Forza Italia ha eletto all’ARS 13 deputati. Alla riunione del gruppo parlamentare, nove di essi (compreso Renato Schifani) hanno eletto capogruppo Stefano Pellegrino.

La cosa non è piaciuta a Gianfranco Miccichè, il quale con i tre deputati rimanenti ha costituito un altro gruppo, del quale si è fatto eleggere capogruppo.

Entrambi i gruppi si sono denominati “Forza Italia” creando un notevole problema al neopresidente dell’ARS, Gaetano Galvagno, il quale non ha potuto fare altro che denominarli Forza Italia 1 e Forza Italia 2.

Il primo gruppo con nove deputati è ovviamente in maggioranza e il secondo, di fatto, all’opposizione.

Sta ridendo tutta Italia, e la cosa non può che darci un certo fastidio.

Sarebbe il caso che il Presidente di Forza Italia, Silvio Berlusconi, togliesse le castagne dal fuoco e suggerisse al suo luogotenente siciliano di ritirarsi in un dorato esilio romano.

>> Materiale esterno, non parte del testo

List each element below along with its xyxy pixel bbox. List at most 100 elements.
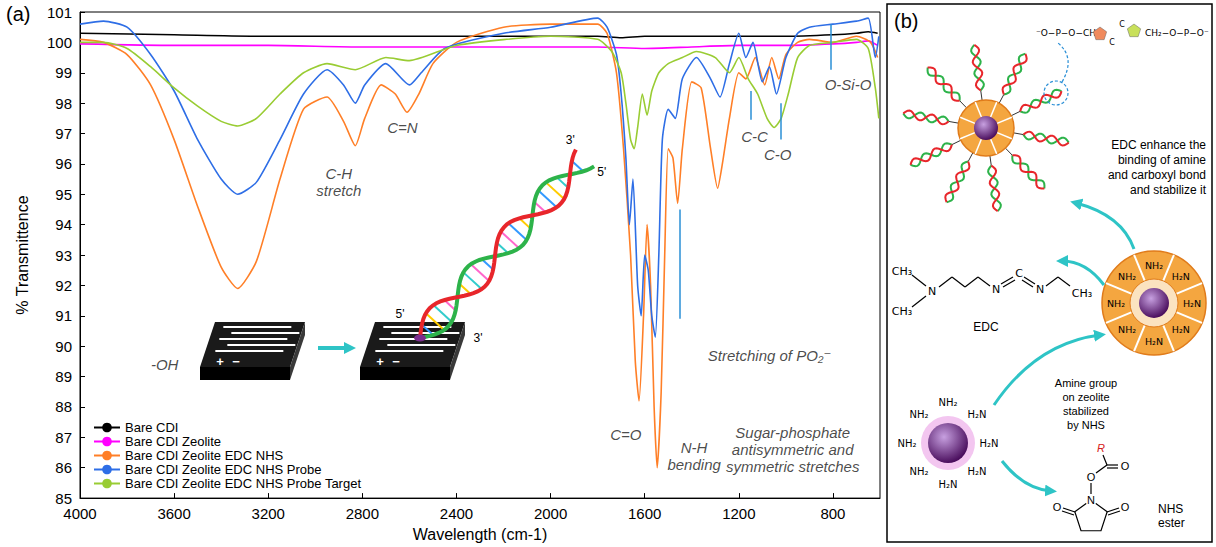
svg-text:C=O: C=O [610, 426, 642, 443]
svg-text:C: C [1109, 38, 1115, 47]
svg-text:100: 100 [47, 34, 72, 51]
svg-text:H₂N: H₂N [967, 466, 986, 477]
svg-text:C: C [1015, 267, 1023, 280]
svg-text:2800: 2800 [346, 505, 379, 522]
svg-text:EDC enhance the: EDC enhance the [1111, 138, 1206, 152]
svg-text:O: O [1121, 501, 1130, 513]
svg-text:N: N [928, 285, 936, 298]
svg-text:NH₂: NH₂ [1145, 260, 1163, 271]
svg-text:stretch: stretch [316, 182, 361, 199]
svg-text:NH₂: NH₂ [1107, 298, 1125, 309]
svg-text:H₂N: H₂N [1183, 298, 1201, 309]
svg-text:+: + [376, 354, 384, 369]
svg-text:EDC: EDC [973, 320, 999, 334]
svg-text:Bare CDI Zeolite: Bare CDI Zeolite [125, 434, 221, 449]
svg-text:ester: ester [1158, 516, 1185, 530]
svg-text:H₂N: H₂N [1145, 336, 1163, 347]
svg-text:H₂N: H₂N [1172, 324, 1190, 335]
svg-text:Stretching of PO₂⁻: Stretching of PO₂⁻ [708, 347, 832, 364]
svg-text:C=N: C=N [387, 119, 418, 136]
svg-text:5': 5' [396, 307, 405, 321]
svg-text:stabilized: stabilized [1063, 405, 1109, 417]
svg-text:−: − [232, 354, 240, 369]
svg-text:Sugar-phosphate: Sugar-phosphate [735, 424, 850, 441]
svg-text:by NHS: by NHS [1067, 419, 1105, 431]
svg-text:98: 98 [55, 95, 72, 112]
svg-text:⁻O−P−O−CH₂: ⁻O−P−O−CH₂ [1036, 28, 1100, 38]
svg-text:NH₂: NH₂ [897, 438, 916, 449]
svg-text:N: N [1087, 494, 1095, 506]
svg-text:NH₂: NH₂ [910, 466, 929, 477]
svg-text:93: 93 [55, 247, 72, 264]
svg-text:N-H: N-H [681, 439, 708, 456]
svg-text:96: 96 [55, 155, 72, 172]
svg-text:NH₂: NH₂ [938, 397, 957, 408]
svg-text:94: 94 [55, 216, 72, 233]
svg-text:Bare CDI Zeolite EDC NHS Probe: Bare CDI Zeolite EDC NHS Probe [125, 462, 322, 477]
svg-text:O-Si-O: O-Si-O [825, 76, 872, 93]
svg-text:binding of amine: binding of amine [1118, 153, 1206, 167]
svg-text:3200: 3200 [252, 505, 285, 522]
svg-text:5': 5' [597, 165, 606, 179]
svg-text:95: 95 [55, 186, 72, 203]
svg-text:NH₂: NH₂ [1118, 271, 1136, 282]
svg-text:CH₃: CH₃ [1072, 287, 1092, 300]
svg-text:H₂N: H₂N [938, 479, 957, 490]
svg-text:99: 99 [55, 64, 72, 81]
svg-text:H₂N: H₂N [967, 409, 986, 420]
svg-text:on zeolite: on zeolite [1062, 391, 1109, 403]
svg-text:800: 800 [820, 505, 845, 522]
svg-text:NHS: NHS [1158, 502, 1183, 516]
svg-text:(b): (b) [894, 10, 918, 32]
svg-text:90: 90 [55, 338, 72, 355]
svg-text:86: 86 [55, 459, 72, 476]
svg-text:91: 91 [55, 307, 72, 324]
svg-text:3': 3' [474, 331, 483, 345]
svg-text:bending: bending [667, 456, 721, 473]
svg-text:Wavelength (cm-1): Wavelength (cm-1) [413, 526, 548, 543]
svg-text:Bare CDI Zeolite EDC NHS: Bare CDI Zeolite EDC NHS [125, 448, 284, 463]
svg-text:Amine group: Amine group [1055, 377, 1117, 389]
svg-text:2400: 2400 [440, 505, 473, 522]
svg-text:O: O [1121, 460, 1130, 472]
svg-text:% Transmittence: % Transmittence [14, 195, 31, 314]
svg-text:and stabilize it: and stabilize it [1130, 183, 1207, 197]
svg-text:-OH: -OH [151, 356, 179, 373]
svg-text:C-O: C-O [764, 146, 792, 163]
svg-text:2000: 2000 [534, 505, 567, 522]
svg-text:97: 97 [55, 125, 72, 142]
svg-text:−: − [392, 354, 400, 369]
svg-text:N: N [1036, 283, 1044, 296]
svg-text:H₂N: H₂N [979, 438, 998, 449]
svg-text:89: 89 [55, 368, 72, 385]
svg-text:antisymmetric and: antisymmetric and [732, 441, 854, 458]
svg-text:NH₂: NH₂ [1118, 324, 1136, 335]
svg-text:CH₃: CH₃ [892, 265, 912, 278]
svg-text:1600: 1600 [628, 505, 661, 522]
svg-text:85: 85 [55, 490, 72, 507]
svg-text:3': 3' [566, 133, 575, 147]
svg-text:R: R [1097, 442, 1105, 454]
svg-text:Bare CDI: Bare CDI [125, 420, 178, 435]
svg-text:O: O [1053, 501, 1062, 513]
svg-text:+: + [216, 354, 224, 369]
svg-text:symmetric stretches: symmetric stretches [726, 458, 860, 475]
svg-text:O: O [1087, 471, 1096, 483]
svg-text:1200: 1200 [722, 505, 755, 522]
svg-text:Bare CDI Zeolite EDC NHS Probe: Bare CDI Zeolite EDC NHS Probe Target [125, 476, 361, 491]
svg-text:CH₃: CH₃ [892, 305, 912, 318]
svg-text:C-H: C-H [325, 165, 352, 182]
svg-text:H₂N: H₂N [1172, 271, 1190, 282]
svg-text:NH₂: NH₂ [910, 409, 929, 420]
svg-text:(a): (a) [6, 3, 30, 25]
svg-text:C-C: C-C [741, 128, 768, 145]
svg-text:88: 88 [55, 398, 72, 415]
svg-text:C: C [1119, 20, 1125, 29]
svg-text:3600: 3600 [157, 505, 190, 522]
svg-text:92: 92 [55, 277, 72, 294]
svg-text:101: 101 [47, 4, 72, 21]
svg-text:N: N [992, 283, 1000, 296]
svg-text:CH₂−O−P−O⁻: CH₂−O−P−O⁻ [1145, 28, 1209, 38]
svg-text:87: 87 [55, 429, 72, 446]
svg-text:4000: 4000 [63, 505, 96, 522]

Non gli hanno dato nulla neanche a Roma; ma almeno lì potrà pavoneggiarsi facendosi chiamare senatore e nessuno lo compatirà pensando ai fasti del suo passato.

E nel frattempo, governo e parlamento in Sicilia, anziché essere costretti ad occuparsi di Gianfranco Miccichè, potranno impegnarsi nella risoluzione delle emergenze vere dell’isola.